Craig Fuehrer, when asked about the ingredient for successful share offerings, said "…it starts with people…" in referring to the SPAC, Navios Maritime Acquisition Corp ("NNA"),  launched by Navios Maritime Holdings ("NMM"). Fuehrer also mentioned another well known shipping entrepreneur, saying "Peter Georgiopoulos <General Maritime Corporation- "GMR", Genco Shipping & Trading "GNK", Aegean Maritime Petroleum "ANW"> makes money for investors."

One other recurring theme throughout the Marine Money event was that of "trusted borrowers with good track records", mentioned by several commercial bankers (and also borrowers) when ticking off attributes of transactions that could be readily funded. In the investment banking context, this same theme provides a hint, perhaps, of the future contours of equity recycling. Such deals may fill in the funding void identified by the commercial bankers, albeit through a different channel, which will be known as "the incubator route".

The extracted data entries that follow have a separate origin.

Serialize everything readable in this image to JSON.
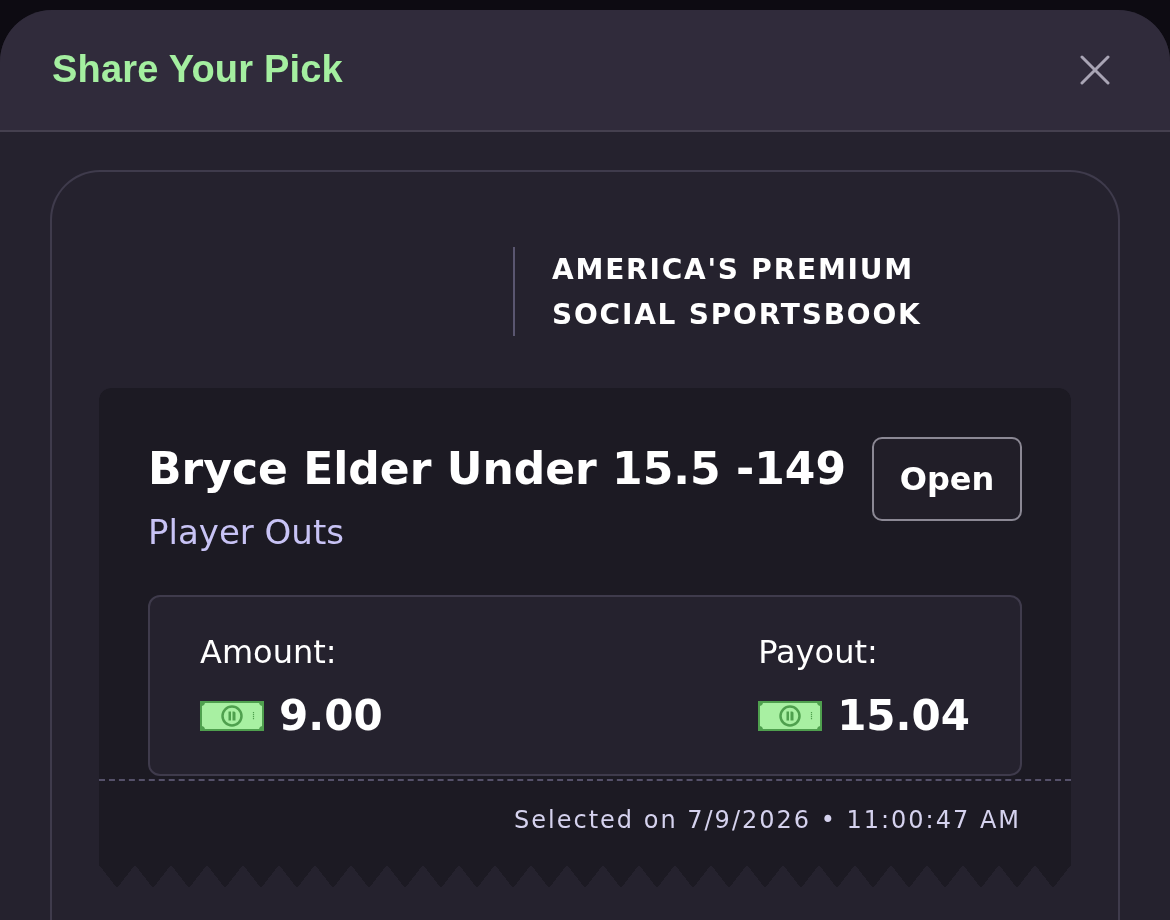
{
  "modal": {
    "title": "Share Your Pick"
  },
  "brand": {
    "tagline": "AMERICA'S PREMIUM SOCIAL SPORTSBOOK"
  },
  "ticket": {
    "pick": "Bryce Elder Under 15.5 -149",
    "market": "Player Outs",
    "status": "Open",
    "figures": [
      {
        "label": "Amount:",
        "value": "9.00"
      },
      {
        "label": "Payout:",
        "value": "15.04"
      }
    ],
    "footer": "Selected on 7/9/2026 • 11:00:47 AM"
  }
}
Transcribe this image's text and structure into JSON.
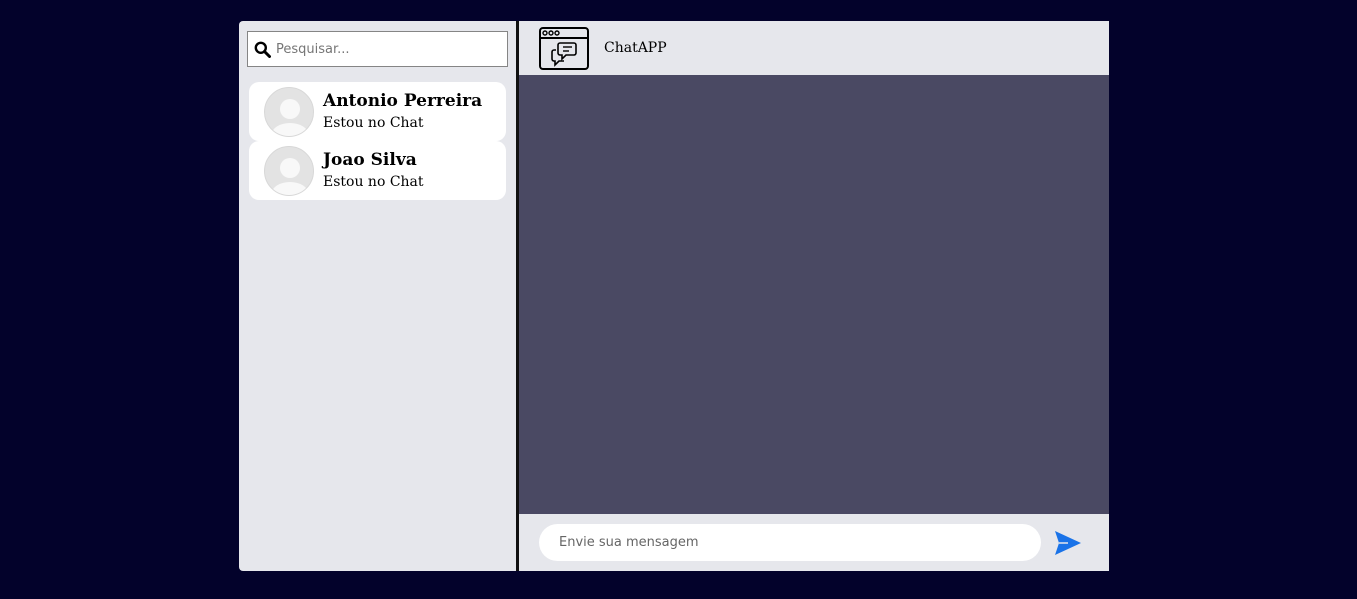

Other incubators- shipping companies that have spawned new companies, were on Marine Money panels. Frontline ("FRO"), Teekay Corporation ("TK"), Overseas Shipholding Group ("OSG") and Dryships have all looked towards the oil industry, and have created businesses in sectors adjacent to their core activities and have offered them (or will offer them) to investors. Dryships will be offering an extractor of energy commodities ( an owner of drillships and semi-submersible rigs). Teekay Corporation (the company formerly known as "Teekay Shipping") now describes itself as "A manager of shipping assets", with the ability to raise low cost capital and build out new shipping and energy supply-chain businesses.

And, a plug for NYMAR

And, any financial engineers who are still reading- a lot of this action will happen in New York. Wooing Britannia Bulk (English down to its very name- it ain't called "Manhattan Bulk", although there was such a company in the 1980s with that name) must be seen as a sign of New York's vigor. A five year old organization, NYMAR (New York Maritime), now invigorated under new leadership, has been extremely effective in raising New York's profile- so much so that maybe some of that vaunted London infrastructure might move over here, or so I heard around the bar not too far from the Hotel Pierre.